I was motivated to write this article because I had been googling a lot of ER stuff online; to no bliss. Therefore, I am writing one which would be easier to understand. In this article I shall talk about Equity Research.

Equity Research is a department that works for a brokerage firm, Investment Bank, Pension Fund. It is a revenue producing group that a firm owns. Their job is to figure out which sector, industry, company, share will be outperforming or should be sold off. They generate information necessary for the firm to decide how to allocate their funds.

BUY SIDE and SELL SIDE:

Sell Side Analysts often work for a brokerage firm and give *blanket recommendations* to mass clients. They are not answerable to the clients; but the firm they work for. This could also mean that he might give trade signs to benefit the firm than the clients; as any sell/ hold/ buy movement benefits the firm (trading commission).
Good models and financial estimates have more value to a Buy-Side Analyst because they are chosen by their work and research. They have a lot of pressure to be right, give good fund suggestions. They usually work for Pension Funds or Mutual Fund firms and give right stock recommendations.

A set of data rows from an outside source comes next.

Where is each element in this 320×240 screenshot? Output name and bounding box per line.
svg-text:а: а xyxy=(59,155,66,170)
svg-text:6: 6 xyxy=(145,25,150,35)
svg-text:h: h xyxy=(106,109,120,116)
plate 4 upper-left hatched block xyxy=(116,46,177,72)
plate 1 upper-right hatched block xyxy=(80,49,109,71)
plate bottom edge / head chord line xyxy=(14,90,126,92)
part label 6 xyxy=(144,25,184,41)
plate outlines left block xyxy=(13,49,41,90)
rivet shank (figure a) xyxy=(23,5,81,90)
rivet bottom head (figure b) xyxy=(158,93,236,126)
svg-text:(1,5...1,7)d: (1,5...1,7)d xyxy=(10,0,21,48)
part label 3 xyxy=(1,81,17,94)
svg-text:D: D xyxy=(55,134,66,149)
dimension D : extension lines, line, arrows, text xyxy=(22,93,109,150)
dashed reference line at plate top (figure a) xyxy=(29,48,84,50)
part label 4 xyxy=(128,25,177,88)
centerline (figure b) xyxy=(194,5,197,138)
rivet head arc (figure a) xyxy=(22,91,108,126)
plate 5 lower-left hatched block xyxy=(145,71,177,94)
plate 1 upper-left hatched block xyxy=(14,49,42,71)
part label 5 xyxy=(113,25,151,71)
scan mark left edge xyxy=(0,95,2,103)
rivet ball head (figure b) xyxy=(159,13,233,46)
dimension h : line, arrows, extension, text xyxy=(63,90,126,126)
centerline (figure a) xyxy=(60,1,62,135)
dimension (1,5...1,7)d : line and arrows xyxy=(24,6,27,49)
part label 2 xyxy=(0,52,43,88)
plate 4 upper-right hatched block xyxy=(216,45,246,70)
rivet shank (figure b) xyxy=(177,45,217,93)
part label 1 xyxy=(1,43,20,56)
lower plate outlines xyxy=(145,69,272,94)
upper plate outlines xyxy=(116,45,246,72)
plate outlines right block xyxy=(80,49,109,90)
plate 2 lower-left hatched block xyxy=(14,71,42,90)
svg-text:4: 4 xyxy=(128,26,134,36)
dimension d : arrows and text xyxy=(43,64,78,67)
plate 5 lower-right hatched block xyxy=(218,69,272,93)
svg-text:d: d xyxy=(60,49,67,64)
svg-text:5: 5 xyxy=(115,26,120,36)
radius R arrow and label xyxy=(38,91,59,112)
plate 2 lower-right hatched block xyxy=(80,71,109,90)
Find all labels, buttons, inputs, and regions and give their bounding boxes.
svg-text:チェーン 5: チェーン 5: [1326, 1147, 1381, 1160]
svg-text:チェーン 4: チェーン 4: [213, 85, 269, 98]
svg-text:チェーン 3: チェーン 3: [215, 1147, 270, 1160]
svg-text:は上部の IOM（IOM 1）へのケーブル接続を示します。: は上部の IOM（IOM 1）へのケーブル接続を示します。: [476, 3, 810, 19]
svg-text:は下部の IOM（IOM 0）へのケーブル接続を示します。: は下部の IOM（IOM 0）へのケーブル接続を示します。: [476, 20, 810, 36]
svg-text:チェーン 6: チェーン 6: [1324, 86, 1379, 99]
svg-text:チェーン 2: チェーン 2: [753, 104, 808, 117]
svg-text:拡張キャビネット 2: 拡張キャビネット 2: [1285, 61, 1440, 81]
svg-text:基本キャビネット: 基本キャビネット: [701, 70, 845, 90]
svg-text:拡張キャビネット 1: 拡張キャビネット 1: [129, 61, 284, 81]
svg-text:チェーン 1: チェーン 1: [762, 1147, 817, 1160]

Calculating a share's attractiveness: 
  • Industry Overview
  • Company Fundamentals
  • Company Business
  • Key Strengths
  • Key Financial Indicators
  • Peer Group Performance
  • P/E Ratio

P/E Ratio:

Take for example, Facebook. So Facebook's Share price (as on 6th April 2014) is $56.75
You can just search the EPS of a company from search engines, if you dont want to calculate it. It's EPS (earning per share) is 0.61.
Therefore, P/E Ratio of Facebook is Share Price/EPS, viz, 56.75/.61
= 93.03

P/E Ratio is of no use unless you compare the same with P/E Ratios of other competitors.
There's argument to whether low P/E Ratio is good or high; but don't forget Warren Buffet made fortune by finding shares with low P/E Ratio and investing in them. This is also called Value Investing.

Future of an ER Analyst:

Once you have worked as an ER Analyst, you are skilled to analyze a share. You can fit well as a Wealth Manager later or with any other buy-side firms.

So much for today, will keep writing!